The middle ear is a portion of the ear that exist between the eardrum and the oval window. The middle ear sends sound from the outer ear to the inner ear. The middle ear contains three different bones: the hammer (malleus), the anvil (incus) and the stirrups (stapes), the oval window, the round window and the Eustachian tube.
The bones of the middle ear
The eardrum is very thin, measures around 8-10 mm in diameter and is stretched by the small muscles. The compression from sound waves makes the eardrum oscillate.
The vibrations are conveyed deeper into the ear via three bones in the middle ear; the hammer (malleus), the anvil (incus) and the stirrup (stapes). These three bones form a bridge structure, and the last bone, the stirrup, is the last bone to receive sound, is connected to the oval window.

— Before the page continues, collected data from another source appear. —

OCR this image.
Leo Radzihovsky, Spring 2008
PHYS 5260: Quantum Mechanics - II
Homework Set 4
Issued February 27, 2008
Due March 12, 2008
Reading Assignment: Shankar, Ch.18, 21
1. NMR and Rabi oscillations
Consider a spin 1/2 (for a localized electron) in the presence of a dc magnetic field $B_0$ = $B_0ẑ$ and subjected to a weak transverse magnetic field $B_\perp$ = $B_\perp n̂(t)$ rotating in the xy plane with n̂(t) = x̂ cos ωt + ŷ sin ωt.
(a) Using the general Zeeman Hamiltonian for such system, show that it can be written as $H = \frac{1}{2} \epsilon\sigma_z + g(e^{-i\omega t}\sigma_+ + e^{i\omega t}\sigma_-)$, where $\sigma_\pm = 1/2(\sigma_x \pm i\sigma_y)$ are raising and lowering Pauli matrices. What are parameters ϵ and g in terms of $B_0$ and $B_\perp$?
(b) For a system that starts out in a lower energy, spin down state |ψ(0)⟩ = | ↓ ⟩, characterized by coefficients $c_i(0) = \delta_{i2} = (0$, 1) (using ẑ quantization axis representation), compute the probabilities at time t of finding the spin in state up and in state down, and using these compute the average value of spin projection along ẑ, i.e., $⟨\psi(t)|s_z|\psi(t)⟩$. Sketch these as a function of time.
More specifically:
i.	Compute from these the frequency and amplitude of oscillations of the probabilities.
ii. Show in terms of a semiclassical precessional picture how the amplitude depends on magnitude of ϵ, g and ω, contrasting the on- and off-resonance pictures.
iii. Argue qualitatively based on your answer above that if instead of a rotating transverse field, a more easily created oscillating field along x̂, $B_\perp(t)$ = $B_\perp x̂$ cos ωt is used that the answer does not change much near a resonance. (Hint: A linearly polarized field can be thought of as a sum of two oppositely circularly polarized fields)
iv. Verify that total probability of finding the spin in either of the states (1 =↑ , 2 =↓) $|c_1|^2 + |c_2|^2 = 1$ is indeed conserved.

When sound waves are transmitted from the eardrum to the oval window; the middle ear functions to acoustically transform and amplify sound waves before they move on into the inner ear. The pressure of the sound wave on the oval window is nearly 20 times higher than on the eardrum.
The pressure grows due to the variance in size between the somewhat large surface of the eardrum and the smaller surface of the oral window. An example of this same principle occurs, when a person, wearing a shoe with a sharp stiletto heel, steps on your foot. The small surface of the heel will cause more pressure and pain than a flat shoe with a large surface.
The Eustachian tube
The Eustachian tube is also found in the middle ear and connects the ear with the rearmost part of the plate. The Eustachian tube’s purpose is to equalize the air pressure on both sides of the eardrum. This prevents pressure from building up in the ear. When you swallow, the Eustachian tube opens, thus equalizing the pressure inside and outside the ear.
In the majority of cases, pressure is equalized automatically, but if this does not occur, it can be brought about may making an energetic swallowing action. The swallowing action will force the tube connecting the palate with the ear to opened, thus equalizing the pressure.
Additional pressure can build up in situations where the inside of the eardrum is different from that on the outside of the eardrum. If the pressure is not equalized, pressure will build up on the eardrum, preventing it from vibrating sound correctly. The restricted vibration results in a minor reduction in hearing ability, which can create a muffling sensation. A significant difference in pressure will cause discomfort and even slight pain, the built-up pressure in the ear will frequently occur in circumstances where the pressure often changes, for example when flying on an airplane or driving through mountainous areas.